Actors Michael Cera, America Ferrera, Ryan Gosling, Margot Robbie, Issa Rae, Kate McKinnon, and director Greta Gerwig pose for pictures during a photocall for the upcoming Warner Bros. movie “Barbie” in Los Angeles on June 25, 2023. (Mike Blake/Reuters)
Moviegoers may be surprised to learn that the forthcoming “Barbie”—a movie based on the popular children’s doll toy franchise—has been banned in Vietnam over its depiction of an international maritime dispute with the People’s Republic of China (PRC).
The PRC—a single-party state controlled by the Chinese Communist Party (CCP)—has asserted maritime rights to much of the South China Sea with a map commonly featuring nine dashes. The PRC and communist Vietnam are two of several nations surrounding the South China Sea that have asserted overlapping claims to the body of water.
On Monday, the head of Vietnam’s cinema department confirmed with Vietnam’s state-run Tuoi Tre News that cinema chains have been told to cancel screenings of “Barbie” because the film includes a scene that features the “nine-dash line” map. The film, which stars Margot Robbie and Ryan Gosling, was originally slated for a July 21 release in Vietnam, the same day the movie hits theaters in the United States.
Vi Kien Thanh, the head of the Vietnamese government’s Department of Cinema, told Tuoi Tre News that his department’s Central Council of Feature Film Evaluation and Classification blocked a license for “Barbie” to be screened in Vietnamese cinemas. Tuoi Tre News reported the ban has prompted managers of cinema chains across the country, such as Galaxy and CGV, to cancel screenings of the film.
It’s unclear the context in which this controversial “nine-dash line” depiction is shown in the Barbie movie. NTD News reached out to Warner Bros.
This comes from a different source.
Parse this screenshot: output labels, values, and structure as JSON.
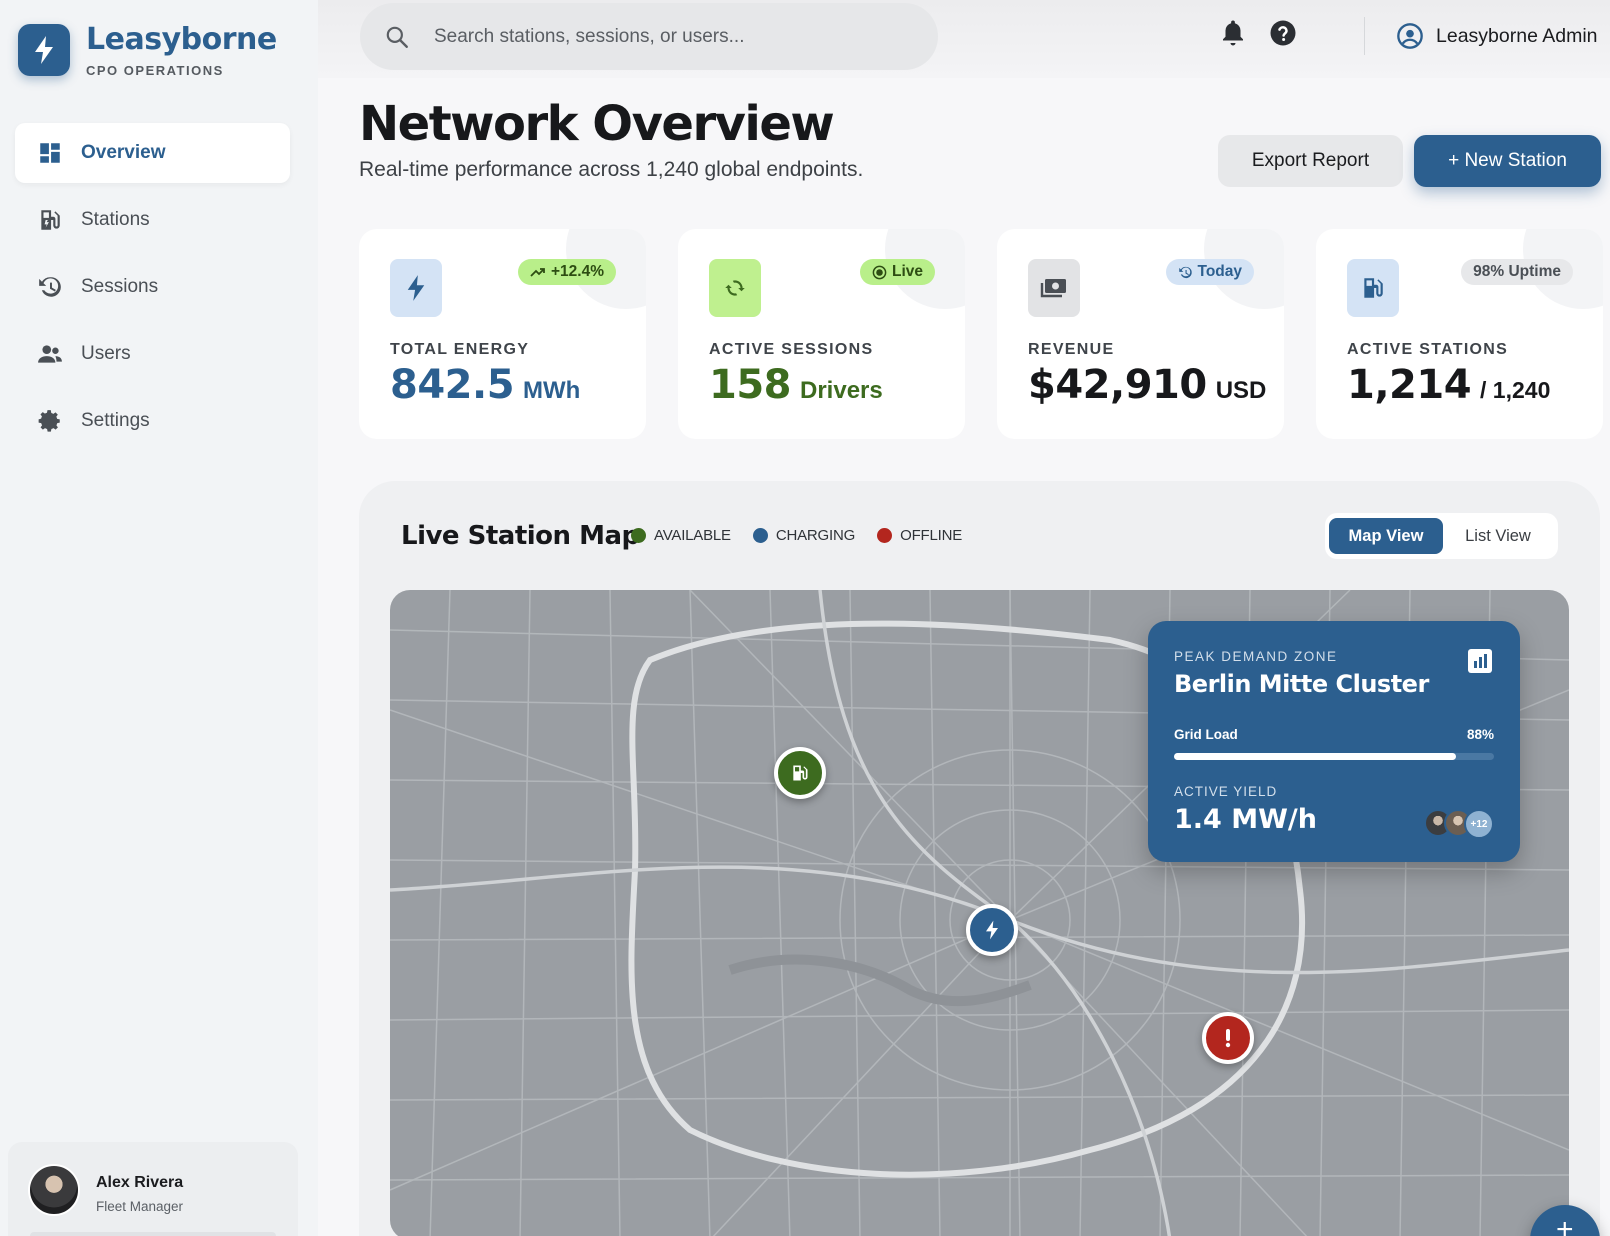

Pictures—the film’s distributor—for comment, but did not receive a response by the time this article was published.
The “Barbie” movie is not the first Hollywood production to run afoul of Vietnamese censors for including the “nine-dash line” on maps depicting the South China Sea. The Vietnamese government similarly blocked the DreamWorks’ animated monster movie “Abominable” in 2019 and the Sony video-game adaptation action movie “Uncharted” last year for the same reason.
The Vietnamese government also requested Netflix remove episodes of its spy drama series “Pine Gap” in 2021 for including the “nine-dash line.” The series, produced in Australia, depicts an Australian-American joint defense intelligence team against the backdrop of rising geopolitical tensions with the PRC over the South China Sea.
The PRC’s “nine-dash line” map has been repeatedly rejected by other nations and international bodies. The United Nations Convention on the Law of the Sea (UNCLOS)—of which the PRC is a signatory—establishes that the 12 nautical miles from the baseline of a coastal state can be considered territorial waters belonging to that state.
In 2016, an arbitration tribunal convened under UNCLOS authorities, ruled (pdf) against the PRC’s territorial claims in the South China Sea. The CCP in turn declared the tribunal’s decision “null and void” with the Chinese Ministry of Foreign Affairs proclaiming the ruling “has no binding force” and “China neither accepts nor recognizes it.”